A critical view of altmetrics

Altmetrics is one of the hotly debated topics in the Open Science movement today. In summary, the idea is that traditional bibliometric measures (citation counts, impact factors, h factors, …) are too limited because they miss all the scientific activity that happens outside of the traditional journals. That includes the production of scientific contributions that are not traditional papers (i.e. datasets, software, blog posts, etc.) and the references to scientific contributions that are not in the citation list of a traditional paper (blogs, social networks, etc.). Note that the altmetrics manifesto describes altmetrics as a tool to help find scientists publications worth reading. I find it hard to believe that its authors have not thought of applications in evaluation of researchers and institutions, which will inevitably happen if altmetrics ever takes off.

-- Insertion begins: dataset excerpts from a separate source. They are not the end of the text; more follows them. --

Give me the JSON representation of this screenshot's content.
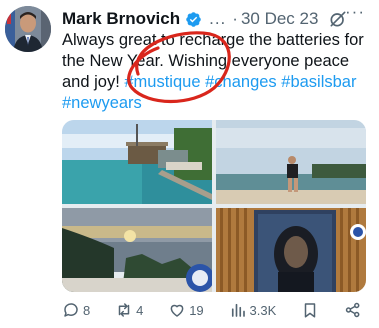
{
  "tweet": {
    "author_name": "Mark Brnovich",
    "header_more": "...",
    "separator": "·",
    "date": "30 Dec 23",
    "more_menu": "···",
    "text_plain": "Always great to recharge the batteries for the New Year. Wishing everyone peace and joy! ",
    "hashtags": [
      "#mustique",
      "#changes",
      "#basilsbar",
      "#newyears"
    ],
    "actions": {
      "replies": "8",
      "reposts": "4",
      "likes": "19",
      "views": "3.3K"
    },
    "colors": {
      "accent": "#1d9bf0",
      "annotation_circle": "#d9261c",
      "muted": "#536471"
    }
  }
}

At first sight, altmetrics appear as an evident “update” to traditional bibliometry. It sounds pretty obvious that, as scientific communication moves on to new media and finds new forms of expressions, bibliometry should adapt. On the other hand, bibliometry is considered a more less necessary evil by most scientists. Many deplore today’s “publish or perish” culture and correctly observe that it is harmful to science in the long term, giving more importance to the marketing of research studies than to their careful design and meticulous execution. I haven’t yet seen any discussion of this aspect in the context of altmetrics, so I’d like to start such a discussion with this post.

First of all, why is bibliometry so popular, and why is it harmful in the long run? Second, how will this change if and when altmetrics are adopted by the scientific community?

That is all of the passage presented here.